The implicit assumption is that whoever edits a field of a record last has the final say, which not an unreasonable way of doing business. For example, User A retrieves a record and edits a field, then User B retrieves a record and edits the same field. User B saves, then User A saves. User A’s changes over-write User B. User B’s work was “a waste,” but that sort of thing is going to happen anyway when users share data. Locks can only prevent wasted work when users happen to try to edit the same record in the same thin slice of time. However, the more likely event is that User B edits the record’s the field and saves, then User A edits the field and saves, again wasting User B’s work. There’s nothing you can do with locks to prevent that. If there’s really a high chance of wasted work by user interactions, it’s better to prevent it through the design of the business process rather than database locks.
As for the UI, there are two server styles I recommend: (1) Real Time, and (2) Transactional.
In Real Time style, the users’ displays automatically correspond as closely as practical to what’s in the database. Refreshes are automatic either being based on a short period (every fives seconds), or “pushed” to the user when changes are made by others. When the user enters a field and makes an edit, the app suppresses refreshes for that field, but continues to refresh other fields and records. There is no Save button or menu item. The app saves a record anytime a user edits a field and then leaves it or hits Enter. When the user starts to edit a field, the app changes the field's appearance to indicate that things are tentative (e.g., changing the border around the field to a dashed line) in order to encourage the user to hit Enter or Tab when done.
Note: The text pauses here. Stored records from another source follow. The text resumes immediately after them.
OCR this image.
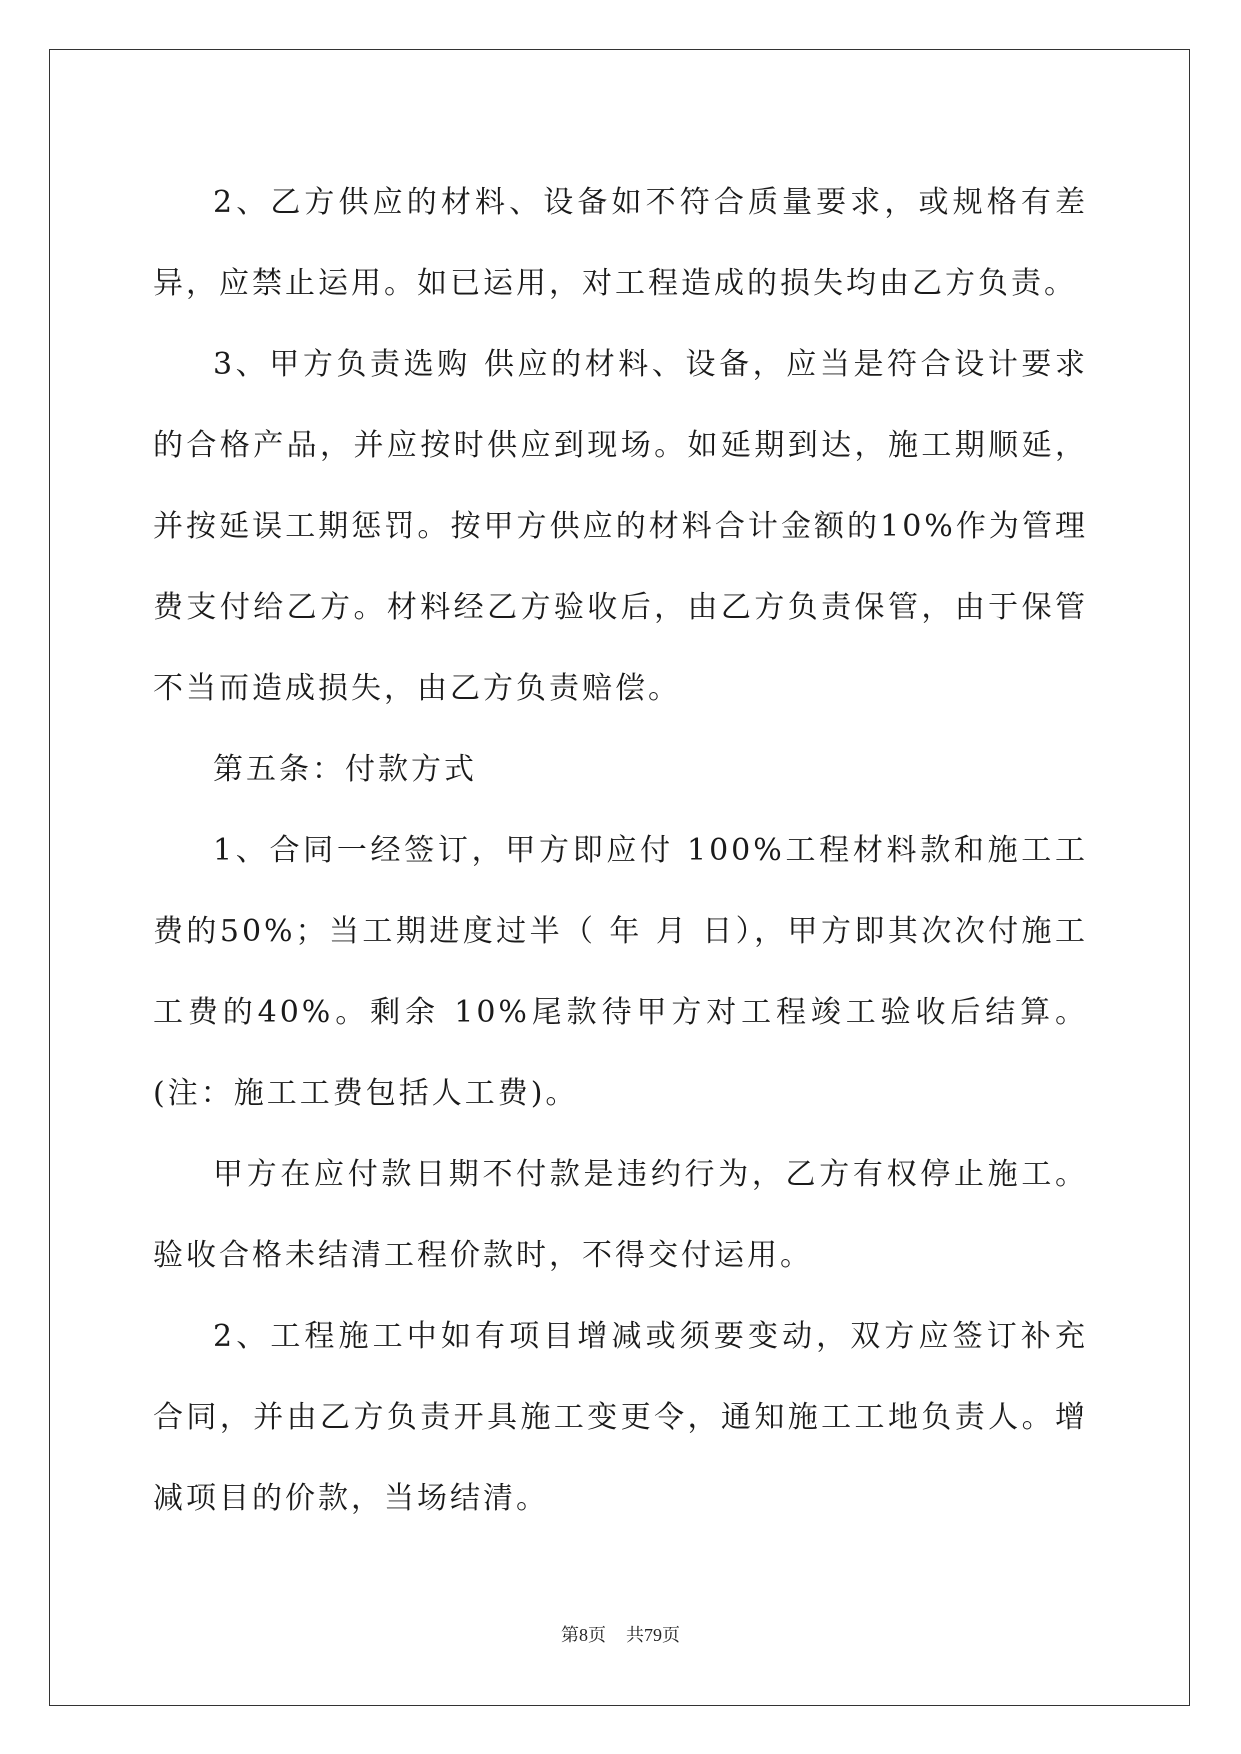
2、乙方供应的材料、设备如不符合质量要求，或规格有差异，应禁止运用。如已运用，对工程造成的损失均由乙方负责。

3、甲方负责选购 供应的材料、设备，应当是符合设计要求的合格产品，并应按时供应到现场。如延期到达，施工期顺延，并按延误工期惩罚。按甲方供应的材料合计金额的10%作为管理费支付给乙方。材料经乙方验收后，由乙方负责保管，由于保管不当而造成损失，由乙方负责赔偿。

第五条：付款方式

1、合同一经签订，甲方即应付 100%工程材料款和施工工费的50%；当工期进度过半（ 年 月 日），甲方即其次次付施工工费的40%。剩余 10%尾款待甲方对工程竣工验收后结算。(注：施工工费包括人工费)。

甲方在应付款日期不付款是违约行为，乙方有权停止施工。验收合格未结清工程价款时，不得交付运用。

2、工程施工中如有项目增减或须要变动，双方应签订补充合同，并由乙方负责开具施工变更令，通知施工工地负责人。增减项目的价款，当场结清。

第8页 共79页
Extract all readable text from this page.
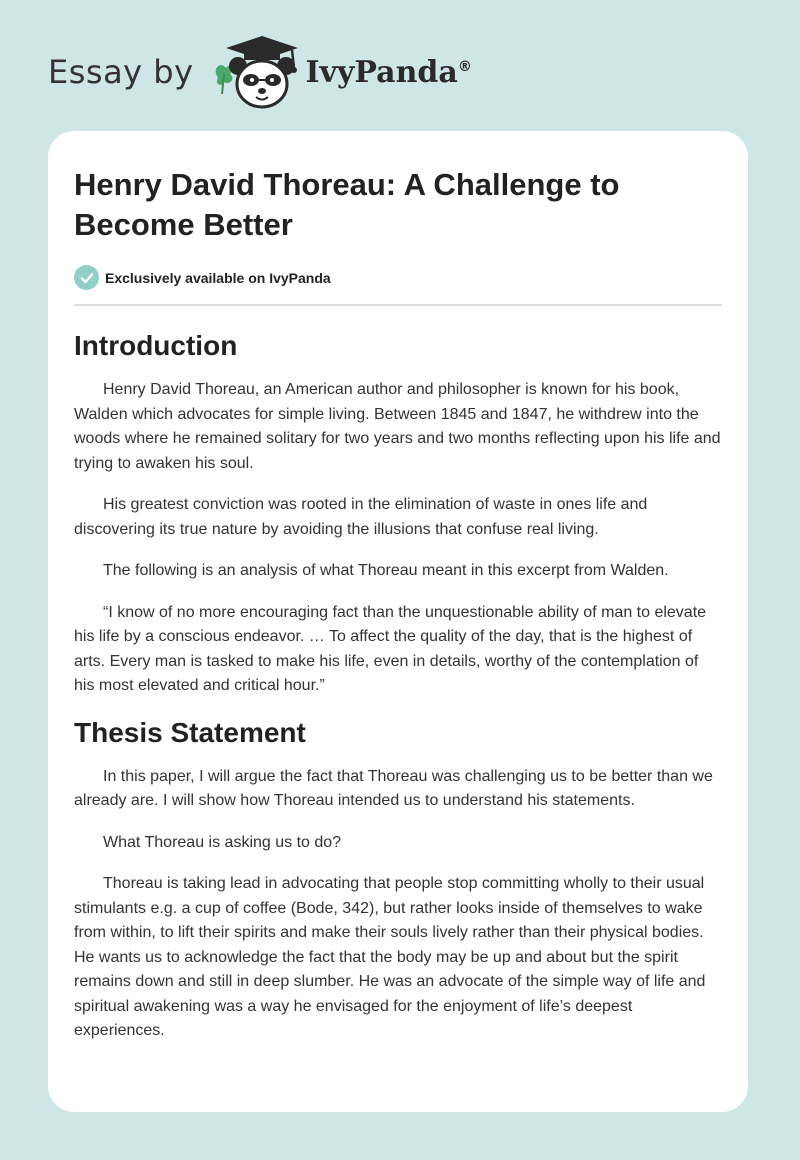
Essay by	IvyPanda®
Henry David Thoreau: A Challenge to Become Better
Exclusively available on IvyPanda
Introduction

Henry David Thoreau, an American author and philosopher is known for his book, Walden which advocates for simple living. Between 1845 and 1847, he withdrew into the woods where he remained solitary for two years and two months reflecting upon his life and trying to awaken his soul.

His greatest conviction was rooted in the elimination of waste in ones life and discovering its true nature by avoiding the illusions that confuse real living.

The following is an analysis of what Thoreau meant in this excerpt from Walden.

“I know of no more encouraging fact than the unquestionable ability of man to elevate his life by a conscious endeavor. … To affect the quality of the day, that is the highest of arts. Every man is tasked to make his life, even in details, worthy of the contemplation of his most elevated and critical hour.”

Thesis Statement

In this paper, I will argue the fact that Thoreau was challenging us to be better than we already are. I will show how Thoreau intended us to understand his statements.

What Thoreau is asking us to do?

Thoreau is taking lead in advocating that people stop committing wholly to their usual stimulants e.g. a cup of coffee (Bode, 342), but rather looks inside of themselves to wake from within, to lift their spirits and make their souls lively rather than their physical bodies. He wants us to acknowledge the fact that the body may be up and about but the spirit remains down and still in deep slumber. He was an advocate of the simple way of life and spiritual awakening was a way he envisaged for the enjoyment of life’s deepest experiences.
In Transactional, the users' displays are presented as a snapshot of what's in the database. The user must explicitly save and manually refresh data with buttons or menu items, except the app should automatically refresh a record when the user starts to edit it or after the user saves it. The user can edit any number of fields or records before saving. However, you can encourage frequent saves by changing the appearance of edited fields to indicate their tentative state, like recommended for Real Time. You can also display a timestamp or other indication of the last refresh to encourage users to refresh frequently.
Generally, Real Time is preferred. Users don’t have to worry about stale data or losing a lot of work by forgetting to save. However, use Transactional if it is necessary to maintain sufficient database performance. You probably don’t want Real Time if updating a field typically takes more than 1.0 second for server response. You should also consider Transactional if users’ edits trigger major events that are difficult to reverse or can produce wasted work (e.g., changing a budget value triggers notice to superior for approval). An explicit Save command is good for saying, “Okay, I’ve checked my work, let ‘er rip.”